Film que j'ai découvert récemment en lisant une critique sur SC (dont l'auteur se reconnaitra peut-être…) qui m'a donné envie de voir ce film, un des derniers de Grémillon réalisé en 1953.
C'est d'abord deux magnifiques portraits de femmes sublimés par un décor sauvage et une vie en vase-clos sur l'île d'Ouessant.
L'un, de Germaine Leblanc (Gaby Morlay), proche de la retraite qui aura consacré toute sa vie à "élever les enfants des autres". Des regrets, peut-être pas, mais sa hantise, c'est se retrouver seule. Elle emploie même le terme de "petite mort" pour décrire le passage de la retraite.
Alors qu'elle aura vu défiler pendant des dizaines d'années tous les gamins de l'île, Grémillon va souligner la cruauté de la vie et l'ingratitude des gens. Un sacerdoce n'est pas payé de retour, c'est bien connu.
L'autre, de la jeune doctoresse, Marie Prieur (Micheline Presle) qui arrive pour remplacer un vieux médecin qui a lui aussi longtemps exercé sur l'île et fait partie des meubles. D'où un début difficile pour Marie mais, aidée de Germaine Leblanc, elle montre sa compétence en sauvant une petite fille puis peu à peu s'impose aux habitants de l'île jusqu'à la magnifique opération de chirurgie dans un phare au large qu'il a fallu atteindre par gros temps. L'autorité qu'elle dégage alors subjugue tous les vieux briscards et loups de mer, fascinés qui l'assistent, dans un silence impressionnant.
Tout se termine au retour, comme il se doit, par une tournée au bistrot où elle s'enfile le coup de l'étrier, sans faire de chichis et est définitivement adoptée. Plus question qu'elle parte. C'est bien un autre sacerdoce que Marie Prieur est en train d'entreprendre.

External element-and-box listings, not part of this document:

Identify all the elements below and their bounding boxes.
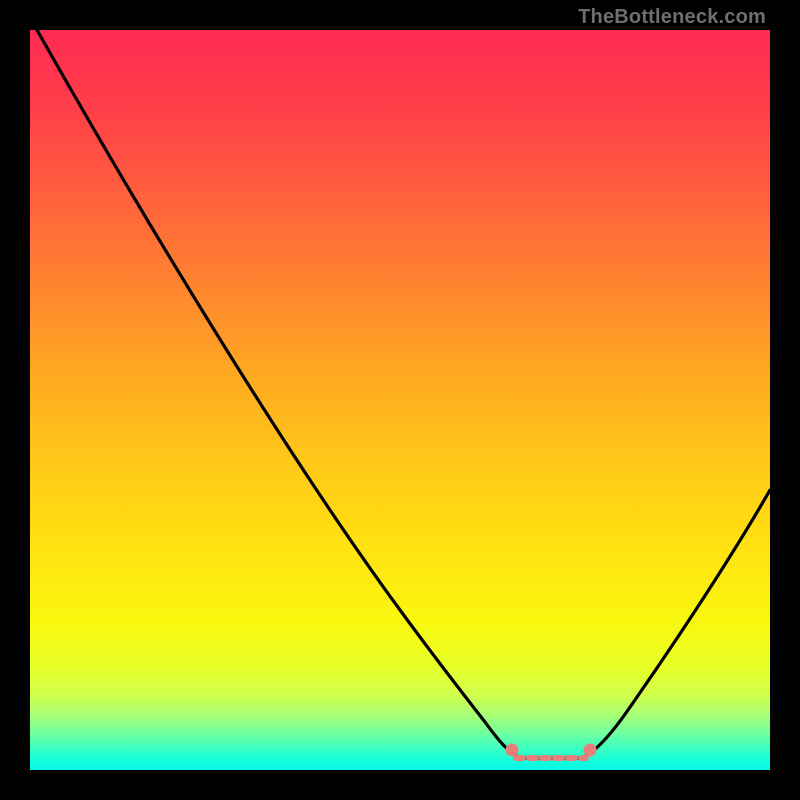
chart-plot-area: [30, 30, 770, 770]
chart-gradient-background: [30, 30, 770, 770]
watermark-text: TheBottleneck.com: [578, 6, 766, 29]
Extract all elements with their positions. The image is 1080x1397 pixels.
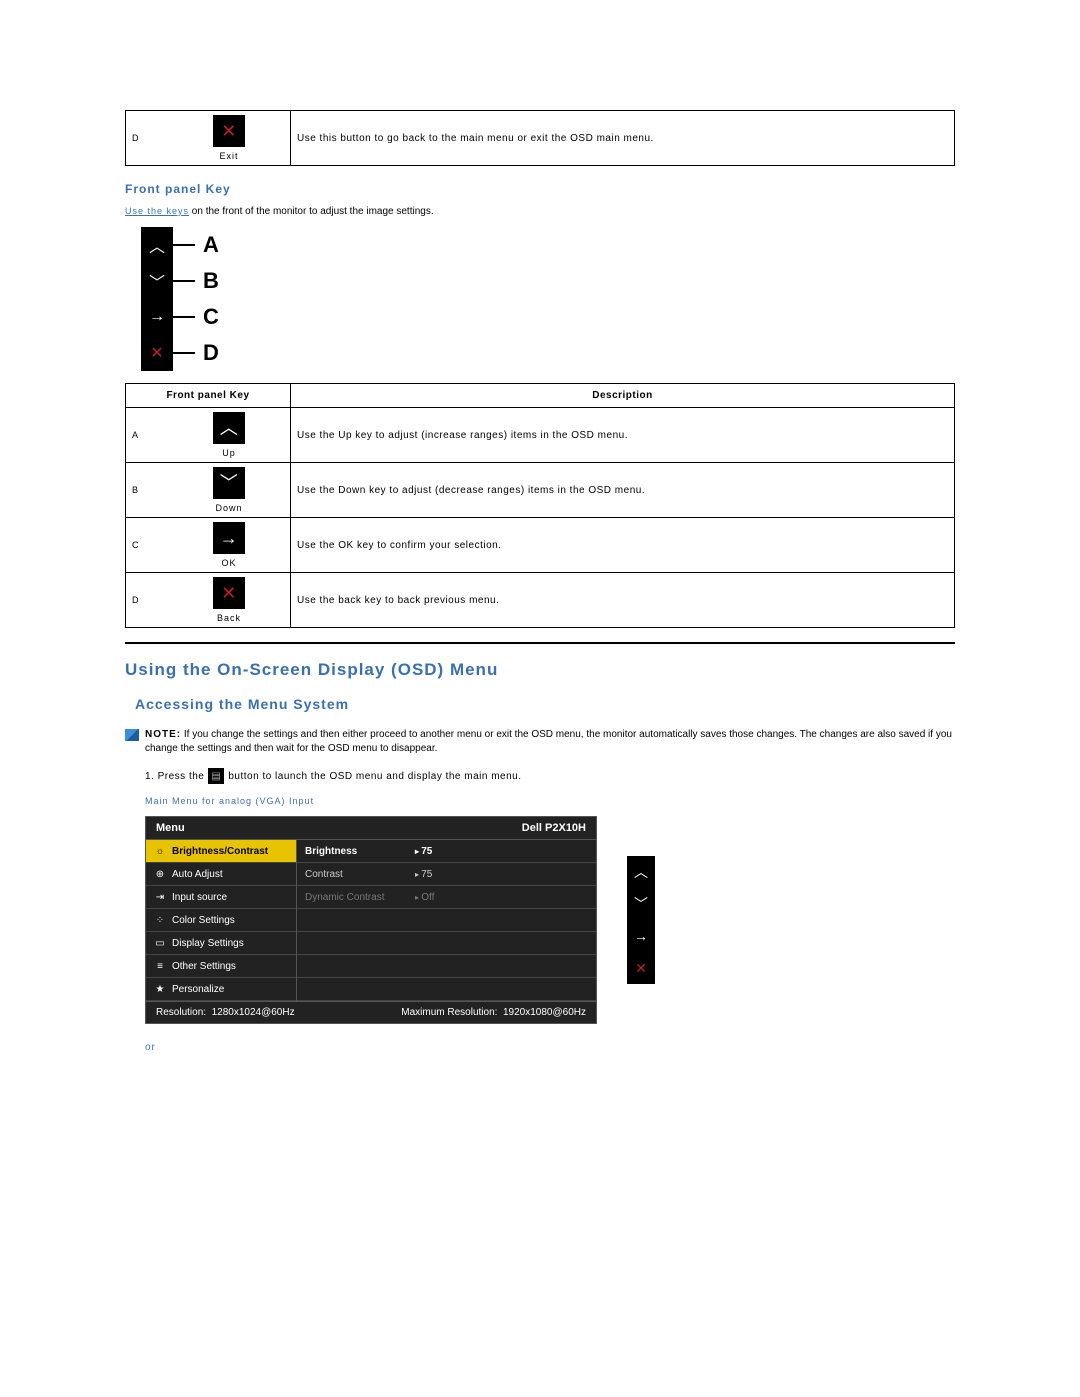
note-icon (125, 729, 139, 741)
maxres-val: 1920x1080@60Hz (503, 1007, 586, 1018)
row-label: OK (174, 558, 284, 568)
arrow-right-icon[interactable]: → (627, 920, 655, 952)
menu-button-icon: ▤ (208, 768, 224, 784)
row-letter: D (126, 573, 169, 628)
row-letter: B (126, 463, 169, 518)
chevron-down-icon: ﹀ (141, 263, 173, 299)
osd-item-display[interactable]: ▭Display Settings (146, 932, 296, 955)
step-text-a: 1. Press the (145, 771, 204, 782)
or-text: or (145, 1042, 955, 1053)
front-panel-para: Use the keys on the front of the monitor… (125, 206, 955, 217)
use-the-keys-link[interactable]: Use the keys (125, 206, 189, 216)
display-icon: ▭ (154, 937, 166, 949)
row-desc: Use the OK key to confirm your selection… (291, 518, 955, 573)
close-icon: ✕ (213, 115, 245, 147)
front-panel-heading: Front panel Key (125, 182, 955, 196)
close-icon: ✕ (141, 335, 173, 371)
row-desc: Use the Down key to adjust (decrease ran… (291, 463, 955, 518)
exit-label: Exit (174, 151, 284, 161)
osd-heading: Using the On-Screen Display (OSD) Menu (125, 660, 955, 680)
close-icon: ✕ (213, 577, 245, 609)
chevron-down-icon: ﹀ (213, 467, 245, 499)
input-icon: ⇥ (154, 891, 166, 903)
front-panel-text: on the front of the monitor to adjust th… (189, 206, 434, 217)
osd-item-color[interactable]: ⁘Color Settings (146, 909, 296, 932)
osd-row-contrast[interactable]: Contrast75 (297, 863, 596, 886)
panel-strip: ︿ ﹀ → ✕ (141, 227, 173, 371)
row-label: Back (174, 613, 284, 623)
row-desc: Use the Up key to adjust (increase range… (291, 408, 955, 463)
osd-row-dynamic: Dynamic ContrastOff (297, 886, 596, 909)
exit-icon-cell: ✕ Exit (168, 111, 291, 166)
osd-header: Menu Dell P2X10H (146, 817, 596, 840)
osd-item-brightness[interactable]: ☼Brightness/Contrast (146, 840, 296, 863)
res-label: Resolution: (156, 1007, 206, 1018)
front-panel-diagram: ︿ ﹀ → ✕ A B C D (141, 227, 955, 371)
row-label: Down (174, 503, 284, 513)
table-row: B ﹀ Down Use the Down key to adjust (dec… (126, 463, 955, 518)
row-label: Up (174, 448, 284, 458)
palette-icon: ⁘ (154, 914, 166, 926)
sun-icon: ☼ (154, 845, 166, 857)
note-row: NOTE: If you change the settings and the… (125, 728, 955, 756)
note-label: NOTE: (145, 729, 181, 740)
osd-model: Dell P2X10H (522, 822, 586, 834)
star-icon: ★ (154, 983, 166, 995)
chevron-up-icon: ︿ (213, 412, 245, 444)
osd-panel: Menu Dell P2X10H ☼Brightness/Contrast ⊕A… (145, 816, 597, 1024)
section-divider (125, 642, 955, 644)
exit-desc: Use this button to go back to the main m… (291, 111, 955, 166)
main-menu-vga-label: Main Menu for analog (VGA) Input (145, 796, 955, 806)
note-body: If you change the settings and then eith… (145, 729, 952, 754)
osd-row-brightness[interactable]: Brightness75 (297, 840, 596, 863)
res-val: 1280x1024@60Hz (212, 1007, 295, 1018)
arrow-right-icon: → (141, 299, 173, 335)
row-desc: Use the back key to back previous menu. (291, 573, 955, 628)
table-header-desc: Description (291, 384, 955, 408)
table-row: C → OK Use the OK key to confirm your se… (126, 518, 955, 573)
panel-labels: A B C D (173, 227, 219, 371)
row-letter: D (126, 111, 169, 166)
step-text-b: button to launch the OSD menu and displa… (228, 771, 521, 782)
osd-item-other[interactable]: ≡Other Settings (146, 955, 296, 978)
table-header-key: Front panel Key (126, 384, 291, 408)
chevron-up-icon[interactable]: ︿ (627, 856, 655, 888)
diagram-label-c: C (203, 304, 219, 330)
osd-right-panel: Brightness75 Contrast75 Dynamic Contrast… (297, 840, 596, 1001)
osd-item-personalize[interactable]: ★Personalize (146, 978, 296, 1001)
note-text: NOTE: If you change the settings and the… (145, 728, 955, 756)
auto-icon: ⊕ (154, 868, 166, 880)
diagram-label-b: B (203, 268, 219, 294)
osd-side-buttons: ︿ ﹀ → ✕ (627, 856, 655, 984)
osd-left-menu: ☼Brightness/Contrast ⊕Auto Adjust ⇥Input… (146, 840, 297, 1001)
osd-item-input[interactable]: ⇥Input source (146, 886, 296, 909)
osd-menu-label: Menu (156, 822, 185, 834)
access-heading: Accessing the Menu System (135, 696, 955, 712)
diagram-label-d: D (203, 340, 219, 366)
row-letter: A (126, 408, 169, 463)
table-row: D ✕ Back Use the back key to back previo… (126, 573, 955, 628)
osd-item-autoadjust[interactable]: ⊕Auto Adjust (146, 863, 296, 886)
maxres-label: Maximum Resolution: (401, 1007, 497, 1018)
chevron-down-icon[interactable]: ﹀ (627, 888, 655, 920)
step-1: 1. Press the ▤ button to launch the OSD … (145, 768, 955, 784)
diagram-label-a: A (203, 232, 219, 258)
table-row: A ︿ Up Use the Up key to adjust (increas… (126, 408, 955, 463)
row-letter: C (126, 518, 169, 573)
close-icon[interactable]: ✕ (627, 952, 655, 984)
sliders-icon: ≡ (154, 960, 166, 972)
chevron-up-icon: ︿ (141, 227, 173, 263)
exit-key-table: D ✕ Exit Use this button to go back to t… (125, 110, 955, 166)
arrow-right-icon: → (213, 522, 245, 554)
front-panel-key-table: Front panel Key Description A ︿ Up Use t… (125, 383, 955, 628)
osd-footer: Resolution: 1280x1024@60Hz Maximum Resol… (146, 1001, 596, 1023)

En parallèle de ces deux itinéraires professionnels, naît une idylle entre Marie Prieur et André, un jeune ingénieur présent sur l'île le temps d'un chantier de quelques mois. Ils envisagent de se marier mais le problème qui se pose alors avec acuité c'est le départ de l'ingénieur vers d'autres horizons entrainant avec lui son épouse. Doit-elle alors abandonner son métier (sa raison de vivre, le fruit de beaucoup d'années d'études, le symbole d'indépendance) ou pas ?
L'institutrice, faisant parler, peut-être, un regret refoulé, pencherait pour la préférence à une vie d'épouse et de mère de famille comme le lui suggère vivement André alors que toutes les fibres de Marie lui hurlent le contraire.
La vie se chargera de trancher ce débat.
L'arrivée de la jeune institutrice, toute heureuse et encore pleine d'illusions, amènera un autre élément de réponse alors que la sirène du bateau annonce le départ définitif d'André de sa vie et de l'île.
Le film se termine en "fondu au noir" sur les yeux en larmes de Marie. Comme Grémillon avait fait dans "Remorques" avec les yeux en larmes de Gabin.
C'est certainement un des plus beaux rôles de Micheline Presle que Grémillon prend plaisir à mettre en scène derrière une fenêtre ou encore au milieu de la place, seule avec André, loin des habitants qui vaquent à leurs occupations ou encore au milieu de la lande, cheveux au vent ou encore concentrée et absorbée dans son travail. Une femme en prise avec la vie.
Et puis, concluons gaiment sur le personnage joué par l'inénarrable Carette, en bedeau, véritable et indispensable ciment des habitants de l'île, toujours prêt à profiter d'un petit coup à boire. Comme il se doit chez des îliens.